Yamazaki was encouraged by the thought that even a teacher could become an astronaut. She decided to study space technology at Tokyo University. Back then, if she told anyone about her career aspirations, people thought she was joking. “Even my parents,” she recalls. But in 1999, Yamazaki was selected as an astronaut. It took another eleven years before she actually went into space.
This time, too, a tragic accident intervened: The crash of the space shuttle “Columbia”. Her daughter was not yet a year old at the time and Yamazaki feared that it was too dangerous. “I wanted to go into space, but I didn’t want to sacrifice my family.” Eventually she felt: Her desire was greater than her worry. And: Those who want to go into space as parents have to live with the same earthly challenges as others – balancing family and career. This usually leads to women staying on Earth.
What many people don’t think about is that astronauts not only travel in space, but also have to complete long training sessions – often abroad. Yamazaki explains that it was only possible to combine the two because her husband at the time quit his job and took over childcare. A model that is very unusual, in Japan and elsewhere. She was criticised for this in the media. It was said that she had abandoned her child. Conversely, when she said she wanted to take a break from training to look after her daughter, she was reminded of her training being financed by taxpayers’ money. In short, whatever she said, there was criticism.

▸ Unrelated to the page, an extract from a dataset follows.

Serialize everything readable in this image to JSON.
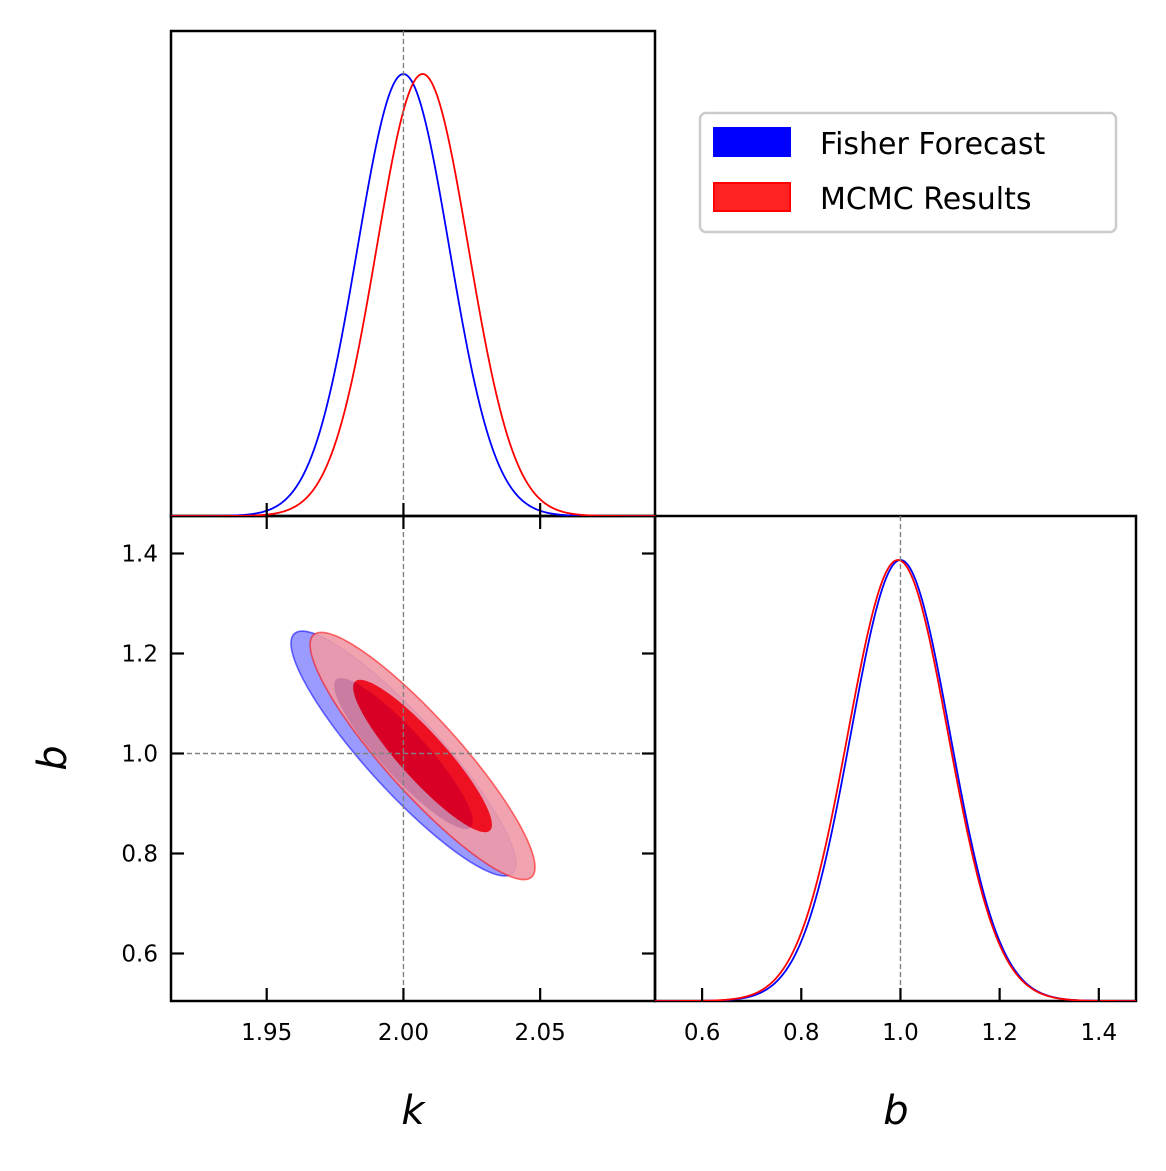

To make it easier for women, gender stereotypes have to be overcome, Yamazaki says. Many girls would be enthusiastic about space, but there is pressure from society that science is not for girls. Yamazaki herself attended an all-girls school. There, it was normal to be interested in science. And the teachers were a role model for her.
Today, Yamazaki is president of the Young Astronauts Club, which aims to encourage girls to pursue careers as astronauts. She also co-founded the Space Port Japan Association in 2018, which wants to build Japan’s first launch pad to launch rockets for tourists into space. When she was on Earth, Yamazaki says she thought space was very special. But when she got there, Earth seemed to her “a very admirable place in the infinite vastness of this darkness”.